By the computer again. Out of the shower a while ago. Out of bed just before that. With my first cup of coffee slowly disappearing, with a small breakfast already broken down, with a walk just around the corner, and a refreshingly ascetic lunch awaiting just after that. Fried eggs, that's all I want; that's all I need.
I woke up feeling tired. A little heavy. A little sniffle. A little like I might be getting a cold, but fortunately it's a free day, I've rested and feel better, and now I write.
At work today, with a verse to make, then go searching grapes, make a wine and dine, see you down the line, when we're fine in mind, in these timeless times, where no crime is crime, where we do our dues, and refuse to lose, and the usual cruise, cause if you are you, then you're good and good, is misunderstood, as having more than you, need to lead your life, so we kill the earth, there's a sequel right? I've been meaning to, ask you what you do, when you want to prove, that you're not just you. But greater.
Woke up with a headache today, but let's see if I can salvage this one yet... the reason I I got this is probably a few nights now with all too much lateness. Had a jam deadline at midnight yesterday in particular, and stayed awake a bit after sorting things out and watching the end of Doom Annihilation (not the best movie).

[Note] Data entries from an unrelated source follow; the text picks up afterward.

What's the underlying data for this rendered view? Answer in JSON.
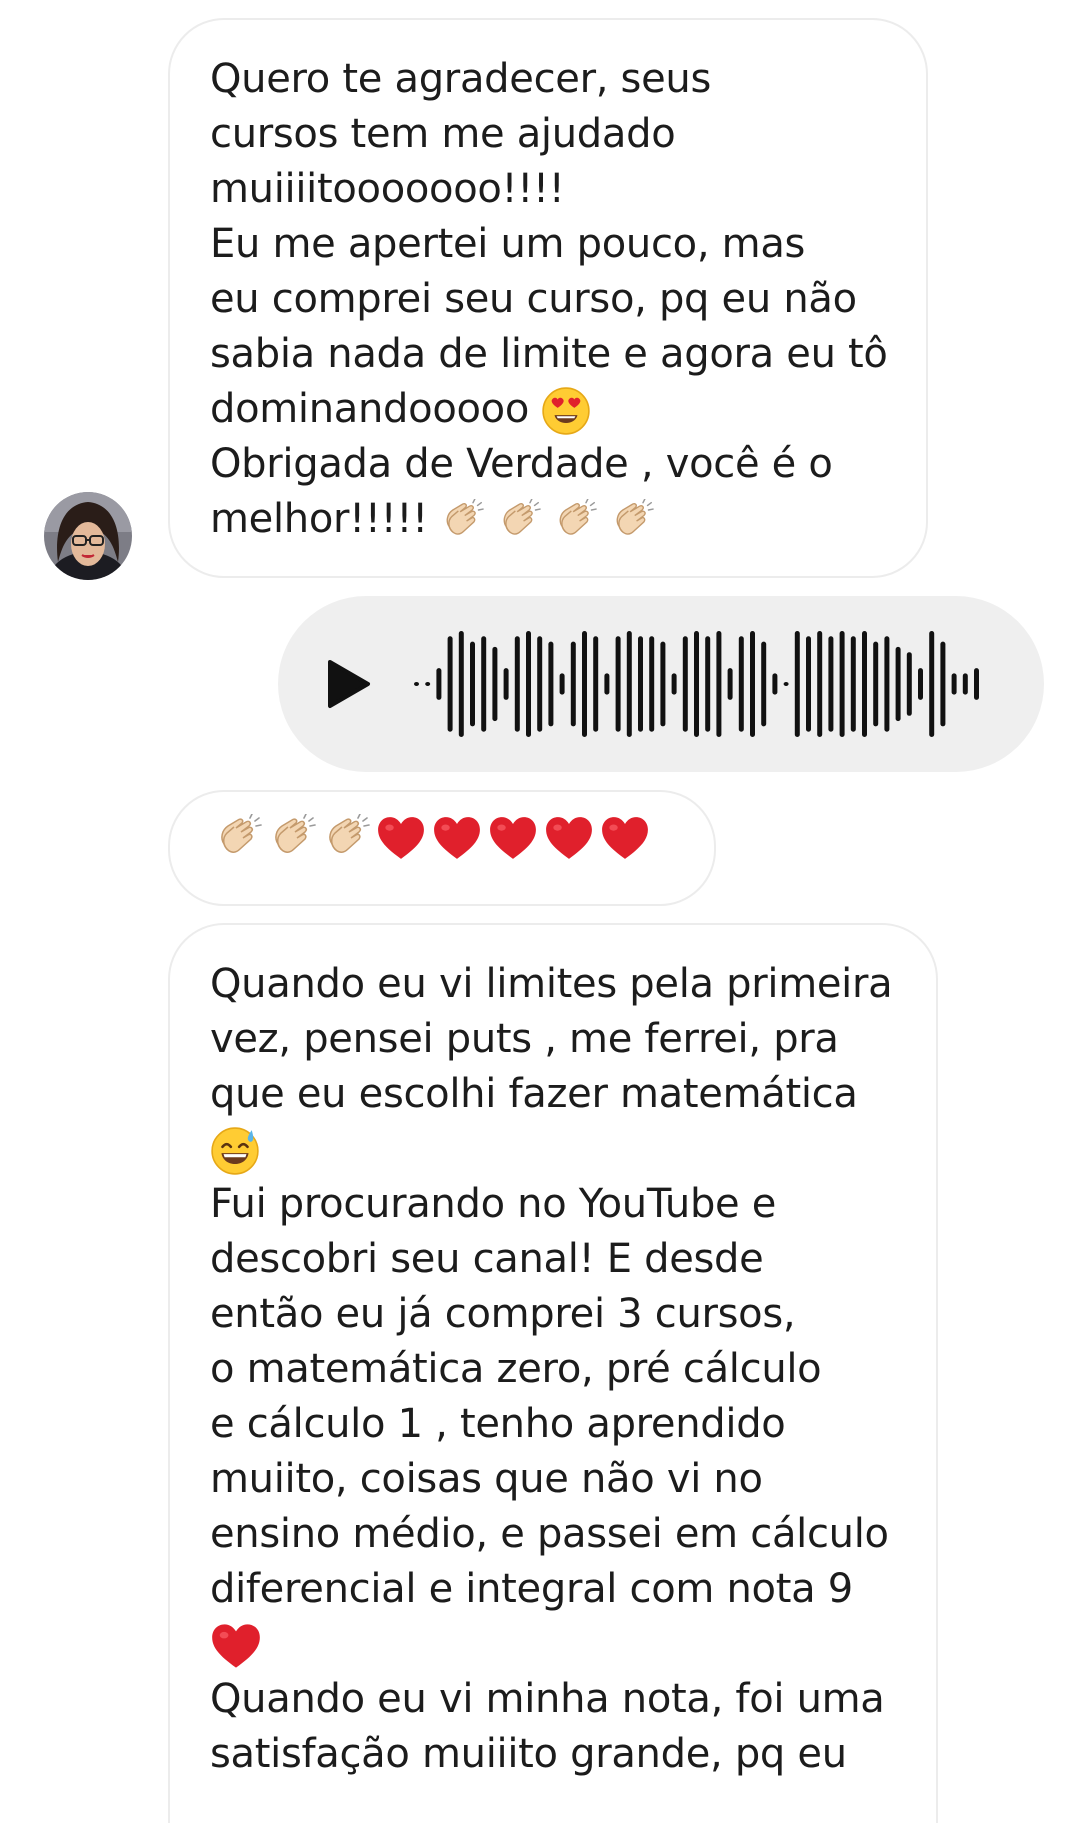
{
  "messages": {
    "thanks_text": "Quero te agradecer, seus\ncursos tem me ajudado\nmuiiiitooooooo!!!!\nEu me apertei um pouco, mas\neu comprei seu curso, pq eu não\nsabia nada de limite e agora eu tô\ndominandooooo",
    "thanks_text_2": "Obrigada de Verdade , você é o\nmelhor!!!!!",
    "limits_text_1": "Quando eu vi limites pela primeira\nvez, pensei puts , me ferrei, pra\nque eu escolhi fazer matemática",
    "limits_text_2": "Fui procurando no YouTube e\ndescobri seu canal! E desde\nentão eu já comprei 3 cursos,\no matemática zero, pré cálculo\ne cálculo 1 , tenho aprendido\nmuiito, coisas que não vi no\nensino médio, e passei em cálculo\ndiferencial e integral com nota 9",
    "limits_text_3": "Quando eu vi minha nota, foi uma\nsatisfação muiiito grande, pq eu"
  },
  "icons": {
    "play": "play-icon",
    "clap": "clapping-hands-emoji",
    "heart": "red-heart-emoji",
    "heart_eyes": "heart-eyes-emoji",
    "sweat_smile": "grinning-sweat-emoji"
  },
  "colors": {
    "incoming_border": "#ececec",
    "voice_bg": "#efefef",
    "waveform": "#111111",
    "heart": "#e0202c",
    "clap": "#f3d6b3"
  }
}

A bit interesting how this month actually ends at the end of a week btw. Feels like I've the pressure of making the most of not just the week but the whole month at the same time.
Last day of the month now!
Again I question the use of adding in these random time-related taglines to these bits of writing, as if that was all I was really all about, more about deadlines than living for the moment, on the winds of whim and all. You get indoctrinated by life though you know? Trapped inside this system we call society.
Then again I do like the numbers, and the cool (or not so cool, split impression here) thing about this 28th is that it's both the last day of the month and the last day of the week all at once.
Felt like I reaaaally had to make the most of it! And I did. Sort of. Finished a game for a jam just before it was due, and it turned out good.
Must say I am pretty pleased with myself. Good day. Good week. Good month... after all.